How long is the goal?
Will you be adding to the investment?
Do you intend to trade?

Some of more attractive companies are trading at prices that make divvying up $3,000 a bit unwieldy. If you intend to trade, why would you not consider investing through a UTMA to remove the capital gains exposure from your tax return?

Personally? I like NVDA, BABA, V, FIS, MELI, AMZN, UBER, SHOP, ETSY and FISV on the individual side. MRNA was a fabulous buy at 35.00. It’s probably still good at 69.00. Pfizer’s in that mix.

We’re concurrently in a bull and bear market with the S&P pushing resistance on its 200-day moving average. We’re likely going to see a struggle ensue absent a Covid breakthrough. Too many bad picks in the S&P itself. It’s like fishing with a big net — too big for this market. You need to be able to isolate companies that are positioned to benefit from Covid not just now but for the foreseeable future, and avoid those that have already benefitted as much as they’re going to.

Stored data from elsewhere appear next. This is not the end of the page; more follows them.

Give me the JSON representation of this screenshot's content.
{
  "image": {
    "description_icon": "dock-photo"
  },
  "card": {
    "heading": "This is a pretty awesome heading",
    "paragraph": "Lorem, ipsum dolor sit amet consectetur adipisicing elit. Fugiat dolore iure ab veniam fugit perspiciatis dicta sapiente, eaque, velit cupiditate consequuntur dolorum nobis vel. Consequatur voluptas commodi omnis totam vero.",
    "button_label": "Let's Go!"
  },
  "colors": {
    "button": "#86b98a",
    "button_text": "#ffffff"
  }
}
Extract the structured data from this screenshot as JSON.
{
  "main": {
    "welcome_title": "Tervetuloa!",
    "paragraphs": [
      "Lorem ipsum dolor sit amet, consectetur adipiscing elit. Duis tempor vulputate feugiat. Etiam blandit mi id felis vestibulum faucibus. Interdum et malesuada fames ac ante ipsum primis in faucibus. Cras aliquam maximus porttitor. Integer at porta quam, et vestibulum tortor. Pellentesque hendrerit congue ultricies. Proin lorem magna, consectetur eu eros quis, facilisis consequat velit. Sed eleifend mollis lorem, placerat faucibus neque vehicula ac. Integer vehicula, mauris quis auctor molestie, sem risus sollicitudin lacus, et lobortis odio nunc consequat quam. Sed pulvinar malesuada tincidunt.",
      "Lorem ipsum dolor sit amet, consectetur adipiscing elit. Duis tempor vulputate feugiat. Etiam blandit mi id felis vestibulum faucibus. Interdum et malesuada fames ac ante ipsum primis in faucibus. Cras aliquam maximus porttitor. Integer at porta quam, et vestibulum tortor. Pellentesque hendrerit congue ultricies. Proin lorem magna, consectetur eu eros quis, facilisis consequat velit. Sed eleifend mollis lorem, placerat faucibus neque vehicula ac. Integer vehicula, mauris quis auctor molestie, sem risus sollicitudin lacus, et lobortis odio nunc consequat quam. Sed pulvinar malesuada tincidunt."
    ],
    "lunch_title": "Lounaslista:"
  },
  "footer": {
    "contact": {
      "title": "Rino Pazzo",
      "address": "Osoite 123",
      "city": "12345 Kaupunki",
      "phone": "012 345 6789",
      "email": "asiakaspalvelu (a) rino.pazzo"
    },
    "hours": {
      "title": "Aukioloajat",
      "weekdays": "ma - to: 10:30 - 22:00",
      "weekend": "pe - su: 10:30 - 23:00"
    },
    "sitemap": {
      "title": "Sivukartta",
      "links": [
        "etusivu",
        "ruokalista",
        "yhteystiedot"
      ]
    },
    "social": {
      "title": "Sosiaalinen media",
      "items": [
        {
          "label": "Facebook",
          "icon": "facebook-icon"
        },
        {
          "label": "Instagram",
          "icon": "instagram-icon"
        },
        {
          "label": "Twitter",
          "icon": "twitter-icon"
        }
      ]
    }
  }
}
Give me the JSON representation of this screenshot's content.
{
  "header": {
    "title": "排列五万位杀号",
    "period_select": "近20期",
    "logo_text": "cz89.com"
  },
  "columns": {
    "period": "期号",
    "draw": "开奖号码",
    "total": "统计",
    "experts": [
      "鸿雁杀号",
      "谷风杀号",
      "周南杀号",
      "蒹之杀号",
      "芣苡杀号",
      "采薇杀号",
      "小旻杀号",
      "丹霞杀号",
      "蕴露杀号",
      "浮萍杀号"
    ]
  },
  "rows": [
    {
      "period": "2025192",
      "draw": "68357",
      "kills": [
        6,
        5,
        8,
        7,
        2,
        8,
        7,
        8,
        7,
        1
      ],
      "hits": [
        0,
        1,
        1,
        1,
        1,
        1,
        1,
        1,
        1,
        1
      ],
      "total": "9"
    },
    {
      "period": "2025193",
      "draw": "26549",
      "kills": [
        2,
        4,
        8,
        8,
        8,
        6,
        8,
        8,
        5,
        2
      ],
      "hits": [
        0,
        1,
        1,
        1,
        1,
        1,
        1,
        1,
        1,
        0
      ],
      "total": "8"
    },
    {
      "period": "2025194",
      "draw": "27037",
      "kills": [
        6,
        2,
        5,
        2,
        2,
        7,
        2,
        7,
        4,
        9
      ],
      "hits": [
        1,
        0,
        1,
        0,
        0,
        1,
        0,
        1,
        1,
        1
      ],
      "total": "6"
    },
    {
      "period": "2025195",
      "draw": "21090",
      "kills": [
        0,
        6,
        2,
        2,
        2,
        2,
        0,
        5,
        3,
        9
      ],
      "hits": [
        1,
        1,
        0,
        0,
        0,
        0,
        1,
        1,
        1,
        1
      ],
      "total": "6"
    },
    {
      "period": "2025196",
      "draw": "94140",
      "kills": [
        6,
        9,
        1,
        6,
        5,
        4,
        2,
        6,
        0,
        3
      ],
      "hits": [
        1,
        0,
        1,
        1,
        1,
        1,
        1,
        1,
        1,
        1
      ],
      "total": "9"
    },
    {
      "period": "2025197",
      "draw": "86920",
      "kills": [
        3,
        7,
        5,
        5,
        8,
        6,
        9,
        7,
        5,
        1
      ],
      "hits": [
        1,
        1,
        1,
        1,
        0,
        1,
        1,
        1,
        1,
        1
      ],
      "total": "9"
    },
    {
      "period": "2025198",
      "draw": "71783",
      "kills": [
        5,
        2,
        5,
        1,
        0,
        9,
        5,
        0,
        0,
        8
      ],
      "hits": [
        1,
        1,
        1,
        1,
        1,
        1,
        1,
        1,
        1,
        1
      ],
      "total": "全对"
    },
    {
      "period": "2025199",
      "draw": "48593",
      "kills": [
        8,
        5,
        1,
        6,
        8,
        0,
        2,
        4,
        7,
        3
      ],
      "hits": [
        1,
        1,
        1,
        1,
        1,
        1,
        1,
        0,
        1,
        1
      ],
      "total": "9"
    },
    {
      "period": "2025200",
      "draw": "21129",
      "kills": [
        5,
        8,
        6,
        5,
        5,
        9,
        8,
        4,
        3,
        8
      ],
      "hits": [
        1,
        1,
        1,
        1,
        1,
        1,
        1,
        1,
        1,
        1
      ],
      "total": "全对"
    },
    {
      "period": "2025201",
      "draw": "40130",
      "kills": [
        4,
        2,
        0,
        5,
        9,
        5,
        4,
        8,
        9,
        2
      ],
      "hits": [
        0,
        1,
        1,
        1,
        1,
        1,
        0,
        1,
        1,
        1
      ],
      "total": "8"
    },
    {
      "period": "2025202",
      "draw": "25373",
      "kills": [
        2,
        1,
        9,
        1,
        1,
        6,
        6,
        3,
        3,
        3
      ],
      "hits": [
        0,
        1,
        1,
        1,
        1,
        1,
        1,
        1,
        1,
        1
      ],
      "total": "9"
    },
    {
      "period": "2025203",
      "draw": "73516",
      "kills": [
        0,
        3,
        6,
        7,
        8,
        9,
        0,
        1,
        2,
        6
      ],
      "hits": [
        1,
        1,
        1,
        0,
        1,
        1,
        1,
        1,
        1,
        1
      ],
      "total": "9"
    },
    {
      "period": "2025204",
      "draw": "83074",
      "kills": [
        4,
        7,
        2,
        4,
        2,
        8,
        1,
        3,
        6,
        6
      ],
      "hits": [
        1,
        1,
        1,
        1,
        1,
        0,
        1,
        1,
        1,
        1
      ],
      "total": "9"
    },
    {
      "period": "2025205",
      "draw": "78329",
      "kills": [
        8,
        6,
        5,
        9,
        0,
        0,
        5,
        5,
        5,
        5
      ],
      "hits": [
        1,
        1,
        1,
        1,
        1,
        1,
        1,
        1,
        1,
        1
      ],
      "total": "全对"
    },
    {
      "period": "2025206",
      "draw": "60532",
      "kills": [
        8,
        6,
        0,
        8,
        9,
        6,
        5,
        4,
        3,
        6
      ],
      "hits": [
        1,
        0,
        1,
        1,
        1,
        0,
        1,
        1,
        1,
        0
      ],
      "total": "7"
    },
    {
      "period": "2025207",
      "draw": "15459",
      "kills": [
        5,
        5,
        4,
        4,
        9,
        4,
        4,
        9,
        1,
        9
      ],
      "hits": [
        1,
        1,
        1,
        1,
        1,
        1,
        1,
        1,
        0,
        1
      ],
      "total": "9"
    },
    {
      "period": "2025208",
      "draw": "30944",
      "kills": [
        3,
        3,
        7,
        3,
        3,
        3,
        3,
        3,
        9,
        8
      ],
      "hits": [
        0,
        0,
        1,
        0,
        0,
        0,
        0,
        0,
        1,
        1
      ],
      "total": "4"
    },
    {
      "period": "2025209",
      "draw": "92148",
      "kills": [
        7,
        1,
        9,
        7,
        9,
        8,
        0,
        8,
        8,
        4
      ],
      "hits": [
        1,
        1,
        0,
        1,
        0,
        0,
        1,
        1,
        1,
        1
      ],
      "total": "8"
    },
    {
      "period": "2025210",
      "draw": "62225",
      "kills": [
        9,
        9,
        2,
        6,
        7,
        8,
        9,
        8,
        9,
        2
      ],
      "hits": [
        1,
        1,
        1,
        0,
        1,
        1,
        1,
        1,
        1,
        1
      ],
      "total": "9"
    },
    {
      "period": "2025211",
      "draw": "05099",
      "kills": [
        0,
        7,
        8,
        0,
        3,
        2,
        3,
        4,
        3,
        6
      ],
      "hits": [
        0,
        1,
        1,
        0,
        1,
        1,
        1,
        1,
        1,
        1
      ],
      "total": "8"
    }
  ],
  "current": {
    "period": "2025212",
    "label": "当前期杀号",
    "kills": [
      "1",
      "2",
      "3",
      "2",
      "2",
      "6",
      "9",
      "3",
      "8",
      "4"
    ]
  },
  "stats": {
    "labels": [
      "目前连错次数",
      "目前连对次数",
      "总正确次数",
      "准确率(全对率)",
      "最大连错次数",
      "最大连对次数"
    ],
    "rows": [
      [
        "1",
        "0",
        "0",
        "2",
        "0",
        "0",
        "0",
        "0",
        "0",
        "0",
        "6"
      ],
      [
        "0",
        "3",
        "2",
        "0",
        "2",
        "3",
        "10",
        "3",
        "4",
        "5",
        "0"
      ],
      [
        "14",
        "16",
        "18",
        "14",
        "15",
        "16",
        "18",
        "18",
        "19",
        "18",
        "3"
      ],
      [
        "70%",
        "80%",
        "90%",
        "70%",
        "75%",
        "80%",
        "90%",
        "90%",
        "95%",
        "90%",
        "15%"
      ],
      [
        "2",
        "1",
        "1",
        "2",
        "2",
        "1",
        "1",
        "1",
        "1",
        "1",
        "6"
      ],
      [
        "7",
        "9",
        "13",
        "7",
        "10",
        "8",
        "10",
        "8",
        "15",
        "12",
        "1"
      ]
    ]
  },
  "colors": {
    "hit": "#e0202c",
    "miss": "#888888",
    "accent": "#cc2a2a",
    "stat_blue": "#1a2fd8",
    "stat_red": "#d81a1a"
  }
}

FWIW, the top of the top hedges are buying COUP, UBER, APPL, MSCI, AYX. They’re adding to MSFT and BABA.

With the amount of money you want to invest, it may make sense to consider an ETF or two, preferably sector funds. There are some good ones out there. After all, how many shares of AMZN, SHOP or GOOGL can you pick up with 3k? Not many. I’d address the above questions before moving forward. You’re a CPA so the tax issue should be simple.